Cevabım şudur: Secde halindeyken ağlamanız, gözünüzden yaş gelmesi namazınızın mükemmeliyetini gösterir. Ne kadar uzun olursa olsun secdede istediğiniz gibi dua edebilirsiniz. Böyle bir şey gönülden geldikten sonra namaza engel değil, eksiklik değil, tam tersine mükemmelliktir. Duaları Arapça yapmak da şart değil, istediğiniz şekilde Türkçe dua edebilirsiniz. Ancak hep kişisel menfaat için değil, genel dualar, kamunun yararına dualar olması daha makbuldür. Allah’a saygı ve Allah korkusundan ötürü namazda ağlamak makbuldür ama dünyasal bir sorun için mesela falan veya filan kişiden ayrılık hasreti yüzünden veya bir ziyandan ötürü namazda ağlamak iyi değildir, mekruhtur.
Allah gönlümüze bakar
SORU: Peygamberimiz sübhaneke, ettehiyat, allahümme salli, allahümme barik ve kunut dualarını namaz kılarken okumuş mudur? Buların yerine başka dualar Türkçe olarak okunabilir mi? (Dinçer Özyünlü)

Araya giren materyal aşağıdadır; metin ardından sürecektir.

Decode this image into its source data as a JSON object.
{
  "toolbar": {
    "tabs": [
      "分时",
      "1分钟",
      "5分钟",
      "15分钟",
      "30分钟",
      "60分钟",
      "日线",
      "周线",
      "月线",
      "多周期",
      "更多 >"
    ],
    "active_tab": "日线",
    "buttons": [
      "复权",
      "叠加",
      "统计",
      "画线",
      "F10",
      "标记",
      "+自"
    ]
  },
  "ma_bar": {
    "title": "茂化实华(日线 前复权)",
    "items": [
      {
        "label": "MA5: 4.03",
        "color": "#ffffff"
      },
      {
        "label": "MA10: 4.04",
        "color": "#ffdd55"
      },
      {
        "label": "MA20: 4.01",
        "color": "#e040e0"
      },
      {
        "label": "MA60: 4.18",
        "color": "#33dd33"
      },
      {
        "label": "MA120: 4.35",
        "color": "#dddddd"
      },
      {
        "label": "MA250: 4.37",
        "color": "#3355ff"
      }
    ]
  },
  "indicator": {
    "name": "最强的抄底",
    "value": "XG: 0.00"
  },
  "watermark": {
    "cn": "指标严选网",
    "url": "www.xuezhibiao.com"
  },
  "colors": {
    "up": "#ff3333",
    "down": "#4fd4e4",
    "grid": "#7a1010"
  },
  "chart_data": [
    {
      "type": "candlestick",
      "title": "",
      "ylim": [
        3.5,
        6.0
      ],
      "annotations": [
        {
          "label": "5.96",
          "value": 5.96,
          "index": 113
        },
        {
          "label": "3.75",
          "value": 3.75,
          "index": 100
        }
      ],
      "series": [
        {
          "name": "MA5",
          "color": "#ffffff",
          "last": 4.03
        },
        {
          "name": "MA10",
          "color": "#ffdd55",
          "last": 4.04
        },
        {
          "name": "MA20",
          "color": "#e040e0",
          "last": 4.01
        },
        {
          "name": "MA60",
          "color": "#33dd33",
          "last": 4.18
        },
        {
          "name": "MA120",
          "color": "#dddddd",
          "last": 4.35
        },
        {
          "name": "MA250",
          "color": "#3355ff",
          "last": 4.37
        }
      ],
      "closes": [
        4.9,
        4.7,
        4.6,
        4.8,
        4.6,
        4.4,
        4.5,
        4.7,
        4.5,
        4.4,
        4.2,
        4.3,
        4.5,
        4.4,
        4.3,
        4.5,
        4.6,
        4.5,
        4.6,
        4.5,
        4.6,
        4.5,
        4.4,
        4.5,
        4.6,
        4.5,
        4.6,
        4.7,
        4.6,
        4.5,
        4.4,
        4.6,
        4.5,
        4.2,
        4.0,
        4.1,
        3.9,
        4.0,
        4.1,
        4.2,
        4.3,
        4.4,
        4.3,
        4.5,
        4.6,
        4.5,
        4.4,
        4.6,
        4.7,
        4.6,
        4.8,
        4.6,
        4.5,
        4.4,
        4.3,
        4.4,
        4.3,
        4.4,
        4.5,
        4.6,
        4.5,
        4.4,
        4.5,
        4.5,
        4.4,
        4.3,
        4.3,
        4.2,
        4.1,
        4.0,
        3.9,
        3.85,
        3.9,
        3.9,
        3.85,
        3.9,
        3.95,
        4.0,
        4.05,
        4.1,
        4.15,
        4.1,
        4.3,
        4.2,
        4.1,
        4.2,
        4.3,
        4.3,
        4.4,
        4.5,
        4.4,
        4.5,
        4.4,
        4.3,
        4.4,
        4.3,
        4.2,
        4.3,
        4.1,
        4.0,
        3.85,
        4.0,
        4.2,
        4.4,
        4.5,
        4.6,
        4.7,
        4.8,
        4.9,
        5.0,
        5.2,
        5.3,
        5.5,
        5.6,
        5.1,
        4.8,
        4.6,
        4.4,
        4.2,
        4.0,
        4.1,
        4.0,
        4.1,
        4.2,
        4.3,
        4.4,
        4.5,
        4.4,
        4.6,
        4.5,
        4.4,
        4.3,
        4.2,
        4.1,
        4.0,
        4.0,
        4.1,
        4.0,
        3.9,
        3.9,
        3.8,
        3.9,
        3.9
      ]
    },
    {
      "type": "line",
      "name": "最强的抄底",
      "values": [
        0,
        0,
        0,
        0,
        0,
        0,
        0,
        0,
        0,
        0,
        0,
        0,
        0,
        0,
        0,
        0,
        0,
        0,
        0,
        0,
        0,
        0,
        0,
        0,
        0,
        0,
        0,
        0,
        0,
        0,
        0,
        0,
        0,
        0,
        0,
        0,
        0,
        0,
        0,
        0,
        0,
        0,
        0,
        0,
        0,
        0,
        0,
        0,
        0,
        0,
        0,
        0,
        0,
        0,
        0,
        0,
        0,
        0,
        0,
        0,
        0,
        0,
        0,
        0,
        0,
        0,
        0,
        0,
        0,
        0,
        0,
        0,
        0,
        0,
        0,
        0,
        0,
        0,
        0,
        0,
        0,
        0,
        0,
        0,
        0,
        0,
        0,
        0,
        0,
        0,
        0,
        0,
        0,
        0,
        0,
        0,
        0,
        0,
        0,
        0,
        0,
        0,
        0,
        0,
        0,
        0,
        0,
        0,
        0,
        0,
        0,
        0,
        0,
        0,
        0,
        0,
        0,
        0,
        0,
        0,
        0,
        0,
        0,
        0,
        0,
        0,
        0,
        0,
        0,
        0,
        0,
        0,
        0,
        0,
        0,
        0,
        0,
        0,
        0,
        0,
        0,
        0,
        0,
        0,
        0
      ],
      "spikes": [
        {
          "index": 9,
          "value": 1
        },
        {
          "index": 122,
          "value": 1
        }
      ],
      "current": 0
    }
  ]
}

CEVAP: Namazda ayetler dışındaki duaları Türkçe de okuyabilirsiniz. Ben de zaman zaman Türkçe dualar okurum. Namazın ögesi Kur’ân okumaktır. Dualar namazın ögesi değildir. Fatiha okumak şartıyla istediğiniz duayı yapabilirsiniz. Belli dualar yerine onlarla aynı anlama gelecek başka dualar da okunabilir. Dua, Allah ile iletişim kurmaktır. En büyük iletişim sözden çok gönül iletişimidir. Zaten Allah bizim sözümüzden çok gönlümüze, düşüncelerimize bakar. Birçok kişi hiç anlamadığı duaları okuyup duruyor. Bunlar Tanrı sözü değil, insanların sözü. Hatta birçoğu Peygamber’in sözü de değil. Öyle kalıplaşmış, kemikleşmiş ki, anlatamazsınız. Ama hiç yoktan iyidir. Değil mi ki kul namazda gönlünü Allah’a veriyor. İşte bu da yeter.